The New Mexico attorney general has reopened an investigation into whether the CBS reality show “Kid Nation” violated the state’s child-labor laws and other state regulations governing the welfare of children, a spokesman for the attorney general said on Thursday.

“Kid Nation,” which is scheduled to have its premiere on Sept. 19, is a reality show that takes 40 children ages 8 to 15 to a New Mexico desert ghost town south of Santa Fe for 40 days and challenges them to build an adult-free society. Several children were injured during the production; four children drank bleach from an unmarked soda bottle and another was burned on her face with hot grease while cooking in an unsupervised kitchen.

The New York Times

Update

The software package arrived Thursday.

No sign of the neighborhood phantom Thursday evening, but we had an evening-long series of thunderstorms that may have dampened his plans.

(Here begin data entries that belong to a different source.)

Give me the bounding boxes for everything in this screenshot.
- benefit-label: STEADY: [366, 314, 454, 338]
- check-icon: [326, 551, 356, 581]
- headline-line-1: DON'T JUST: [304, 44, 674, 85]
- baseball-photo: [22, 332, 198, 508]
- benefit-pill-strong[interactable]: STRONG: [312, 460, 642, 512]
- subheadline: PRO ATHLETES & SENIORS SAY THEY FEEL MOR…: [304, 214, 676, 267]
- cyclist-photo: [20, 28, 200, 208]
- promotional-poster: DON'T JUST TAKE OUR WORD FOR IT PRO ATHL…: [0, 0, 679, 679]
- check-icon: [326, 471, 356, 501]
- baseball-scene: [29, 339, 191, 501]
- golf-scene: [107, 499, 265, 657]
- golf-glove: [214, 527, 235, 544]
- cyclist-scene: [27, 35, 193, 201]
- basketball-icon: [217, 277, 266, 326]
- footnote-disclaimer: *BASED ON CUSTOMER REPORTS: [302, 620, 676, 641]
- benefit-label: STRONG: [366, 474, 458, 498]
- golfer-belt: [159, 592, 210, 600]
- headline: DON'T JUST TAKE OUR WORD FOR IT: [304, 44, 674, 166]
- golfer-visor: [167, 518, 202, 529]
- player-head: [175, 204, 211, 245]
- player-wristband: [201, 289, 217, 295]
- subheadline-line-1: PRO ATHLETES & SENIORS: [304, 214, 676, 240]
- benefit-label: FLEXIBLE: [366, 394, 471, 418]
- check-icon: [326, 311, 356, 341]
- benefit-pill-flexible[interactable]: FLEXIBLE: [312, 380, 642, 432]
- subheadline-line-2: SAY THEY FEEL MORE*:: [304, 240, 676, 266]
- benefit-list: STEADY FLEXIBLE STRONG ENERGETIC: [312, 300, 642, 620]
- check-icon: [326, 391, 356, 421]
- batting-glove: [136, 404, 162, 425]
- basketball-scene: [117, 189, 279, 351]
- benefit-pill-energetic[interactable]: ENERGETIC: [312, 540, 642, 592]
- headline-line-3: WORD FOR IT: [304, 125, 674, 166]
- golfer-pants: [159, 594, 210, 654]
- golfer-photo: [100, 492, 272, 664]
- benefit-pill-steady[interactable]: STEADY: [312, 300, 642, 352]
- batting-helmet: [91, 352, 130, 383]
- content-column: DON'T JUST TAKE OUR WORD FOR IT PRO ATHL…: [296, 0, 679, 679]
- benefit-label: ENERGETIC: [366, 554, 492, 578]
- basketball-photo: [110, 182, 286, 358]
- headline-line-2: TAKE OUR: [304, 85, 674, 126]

What a light and thunder show, eh Albuquerqueans?

With all that rain I was thinking of my neighbor. He collects water from the canales (known elsewhere as gutters) and uses it to water his plants. I find that pretty impressive. I mostly use the water from my roof to splash down and wash soil from the yard into the street.

I’ve been seeing a roadrunner (Geococcyx californianus) from time-to-time in the backyard. Beep-beep. No snakes or rodents when they’re around.

That scream you may have heard earlier this morning was when I bent over to adjust the rug under my desk chair and seriously screwed up the disc-nerve arrangement in my spine. And they had been getting along so well. I don’t know if I cried out more from the pain or from the sudden realization that it will be several hours-days-weeks before I can move easily again.

Here’s an item about TV news that I posted a year ago today — Live, local, trivial.

21

In New Mexico, until you are 21 your driver’s license is vertical (“portrait” in computer talk). Once you turn 21 you can trade it in for the normal horizontal license adults receive (“landscape”).

I’ve been told that some establishments refuse service to anyone who does not have the horizontal license. That is, even after you turn 21, if you haven’t gone to MVD and gotten a new DL, they won’t admit you or serve you. If you don’t head over to MVD on your 21st birthday, you could be turned away from your own celebration.

I guess a private establishment is entitled to set its own rules if the rules are in fact administered across the board with no exceptions. But this sounds a little like a class action lawsuit in waiting to me.